The first result on duck duck go leads to this article by
red-hat.
https://www.redhat.com/en/blog/enhance-application-security-fortifysource

In a nutshell, the idea is to detect problems arising from the
[mis]use of a few well-known functions. This is done at compile
time when possible (e.g. constant parameters are wrong), and at
runtime otherwise. The runtime check is achieved by means of
special versions of the original call (e.g. memcpy being replaced
with __memcpy_chk).

It is easy to understand how it works, even if the discussion is
about x86_64 while I'm working with ARM architectures. Also, I'm
not very used to assembly since I mostly work with C.

== 2. x86_64 assembly

A useful book on the topic.
https://en.wikibooks.org/wiki/X86_Assembly/

Even if this is not my target platform (I'm on ARM), I
appreciated a few interesting details.

In the "Address operand syntax" syntax there are a few examples
about the operands. Interesting how the Load Effective Address
(LEA) operation is handy to do some math.

I had to rehearse the meaning of a few registers: the use of %ebp
as a base address for local variables, and I learned a little
about the segment support, which is disabled in favour of paging
on modern operating systems, but still in use for thread specific
data (see the segment registers FS GS)

What I find hard of assembly is that it is mainly about
conventions, and not working on this stuff often, it is difficult
to keep them in mind.

== 3. Various buffer overflow protection techniques

https://en.wikipedia.org/wiki/Buffer_overflow_protection

== 4. The stack goes down

Reasoning up from the Wikipedia article above, the variables are
positioned by design in a way that fosters stack smashing (with
the beginning of a buffer positioned on an address which is
lesser than than control information and return address => write
beyond boundary overwrites them).

Would it work to have an upwards-growing stack?
https://security.stackexchange.com/questions/44801/smashing-the-stack-if-it-grows-upwards

Short answer: no, it just improves the protection of the
"closest" stack frame, but that's hardly an improvement.

== 5. Also

Keep intermediate object codes with CMake: pass
'--debug-trycompile' when invoking cmake.

== 6. Updates (edit from a few days later)

After studying the matter, and getting some clue on how stack
smashing protection works, I started to experiment on the target
system. The target is a bare-metal build (no operating system)
on a ARM CPU.

We are using Newlib, in which I could find some code implementing
some stack smashing protection. Such code relies on file
descriptors and such, which are not available in our firmware.
So I was expecting -D_FORTIFY_SOURCE to produce some link-time
issues at least, but I did not see anything.

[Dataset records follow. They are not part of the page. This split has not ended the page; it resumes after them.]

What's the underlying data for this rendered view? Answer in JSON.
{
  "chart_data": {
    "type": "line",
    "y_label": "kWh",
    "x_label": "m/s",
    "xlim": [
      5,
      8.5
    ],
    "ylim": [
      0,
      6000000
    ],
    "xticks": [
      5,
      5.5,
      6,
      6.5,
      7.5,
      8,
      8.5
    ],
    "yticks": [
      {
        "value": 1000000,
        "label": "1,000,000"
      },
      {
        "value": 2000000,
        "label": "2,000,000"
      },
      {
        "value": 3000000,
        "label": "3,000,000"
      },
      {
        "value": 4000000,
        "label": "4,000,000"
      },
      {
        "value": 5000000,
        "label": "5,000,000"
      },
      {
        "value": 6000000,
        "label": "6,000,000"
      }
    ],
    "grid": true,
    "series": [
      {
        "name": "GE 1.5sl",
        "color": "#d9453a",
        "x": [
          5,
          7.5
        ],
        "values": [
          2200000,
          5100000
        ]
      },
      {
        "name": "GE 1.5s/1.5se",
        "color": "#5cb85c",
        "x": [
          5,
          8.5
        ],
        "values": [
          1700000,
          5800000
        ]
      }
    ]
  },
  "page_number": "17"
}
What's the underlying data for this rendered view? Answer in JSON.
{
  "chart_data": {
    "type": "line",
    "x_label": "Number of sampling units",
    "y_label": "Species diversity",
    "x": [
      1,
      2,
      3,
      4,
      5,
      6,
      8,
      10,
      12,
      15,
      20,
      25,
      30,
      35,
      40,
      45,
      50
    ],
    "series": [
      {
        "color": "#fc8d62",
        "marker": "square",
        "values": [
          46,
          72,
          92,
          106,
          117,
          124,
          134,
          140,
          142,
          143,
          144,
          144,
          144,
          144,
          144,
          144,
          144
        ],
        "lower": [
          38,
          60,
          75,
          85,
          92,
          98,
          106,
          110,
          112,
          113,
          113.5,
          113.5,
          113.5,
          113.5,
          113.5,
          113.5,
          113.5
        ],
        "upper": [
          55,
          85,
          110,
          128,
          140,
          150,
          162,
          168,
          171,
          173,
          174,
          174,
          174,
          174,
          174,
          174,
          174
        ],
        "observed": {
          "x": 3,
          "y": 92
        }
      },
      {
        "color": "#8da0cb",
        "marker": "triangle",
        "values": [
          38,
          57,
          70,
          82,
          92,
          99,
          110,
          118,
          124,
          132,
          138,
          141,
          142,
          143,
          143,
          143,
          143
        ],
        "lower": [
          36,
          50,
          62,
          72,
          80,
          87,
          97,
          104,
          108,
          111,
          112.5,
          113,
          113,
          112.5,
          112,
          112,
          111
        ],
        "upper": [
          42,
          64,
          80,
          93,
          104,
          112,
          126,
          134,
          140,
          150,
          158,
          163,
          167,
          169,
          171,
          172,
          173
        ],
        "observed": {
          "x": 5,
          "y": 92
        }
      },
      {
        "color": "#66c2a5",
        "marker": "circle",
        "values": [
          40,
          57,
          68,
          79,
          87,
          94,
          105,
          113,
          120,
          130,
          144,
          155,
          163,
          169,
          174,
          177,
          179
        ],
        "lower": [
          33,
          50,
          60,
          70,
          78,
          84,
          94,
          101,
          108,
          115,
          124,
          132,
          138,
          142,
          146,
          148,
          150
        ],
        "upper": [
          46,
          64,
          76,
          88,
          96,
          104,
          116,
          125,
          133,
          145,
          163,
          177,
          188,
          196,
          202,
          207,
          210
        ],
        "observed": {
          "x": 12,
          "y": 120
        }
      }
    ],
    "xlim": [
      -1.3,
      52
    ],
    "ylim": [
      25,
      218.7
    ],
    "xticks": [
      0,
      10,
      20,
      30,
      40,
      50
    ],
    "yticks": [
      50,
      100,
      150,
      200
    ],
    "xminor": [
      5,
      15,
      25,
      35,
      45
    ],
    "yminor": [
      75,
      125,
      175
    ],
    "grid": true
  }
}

Unsurprisingly, I tried to smash the stack on purpose with no
effect. Then I did a comparison among binaries compiled with and
without the macro: nothing changed at all.

Later (next working day) I gave another try, using
-fstack-protector instead of _FORTIFY_SOURCE. This time I
started to see some linking problem, which meant I was on the
right track.

A quick analysis of the object file (`objdump -t`) showed
that the compiled code was depending on a symbol called
__stack_chk_fail. A disassembly (`objdump -D`) showed how
this is implemented: a canary value and conditional jump
(assembly instruction bl) to __stack_chk_fail.

I used the --wrap linker flag to replace the unsuitable
__stack_chk_fail handler from Newlib with a function called
__wrap___stack_chk_fail, that I implemented.

The handler implementation is simple: print an error message on
the UART and halt the firmware execution.

A little but nice detail is that the error message shows the
content of the lr register. The lr register is set with the
return address by the bl assembly instruction, so by printing it
the handler can tell were, in the object code, the stack smashing
happened.